The intersection of 98th Avenue Northeast and Forbes Creek Drive in Kirkland recently got some much-needed improvements, helping thousands of bus riders every day get to their destinations faster and more reliably.

Buses traveling southbound on 98th Avenue Northeast were routinely experiencing delays while trying to merge back into traffic after picking up passengers from the bus stop near the intersection with Forbes Creek Drive.

On weekdays, more than 3,300 passengers travel this route, with eight buses per hour passing through this intersection during rush hour.

To keep buses moving, King County Metro and the City of Kirkland worked together, as part of Metro’s Spot Improvements Program, to add a bus lane and queue jump signal at this intersection.  A queue jump is a traffic signal that lets buses go through the intersection first, before other traffic, giving them a small but significant head start.
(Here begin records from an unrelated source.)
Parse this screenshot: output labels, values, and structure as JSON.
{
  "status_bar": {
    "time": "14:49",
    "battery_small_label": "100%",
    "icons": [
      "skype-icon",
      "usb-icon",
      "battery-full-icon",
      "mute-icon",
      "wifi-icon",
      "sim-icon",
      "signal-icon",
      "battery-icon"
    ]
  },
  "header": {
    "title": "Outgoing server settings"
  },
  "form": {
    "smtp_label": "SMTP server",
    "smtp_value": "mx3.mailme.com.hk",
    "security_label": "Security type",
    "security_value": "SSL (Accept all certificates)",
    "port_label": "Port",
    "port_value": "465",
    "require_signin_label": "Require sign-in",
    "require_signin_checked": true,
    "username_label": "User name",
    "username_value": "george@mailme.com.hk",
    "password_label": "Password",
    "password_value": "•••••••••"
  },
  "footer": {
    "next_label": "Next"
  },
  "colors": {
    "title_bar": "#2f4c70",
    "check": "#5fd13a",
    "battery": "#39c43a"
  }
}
With these changes, travel time has been reduced by 24 percent, making bus trips faster, safer, and less stressful for the driver and passengers.

Metro’s Spot Improvements Program consists of low-cost capital investments aimed at improving bottleneck conditions that affect bus travel times, reliability, and safety. In 2018, the program partnered with the cities of Seattle, Kent, Bothell, Redmond, Renton, and Snohomish County to improve “hot spots” at 14 locations, benefiting 263,000 riders along 72 bus routes.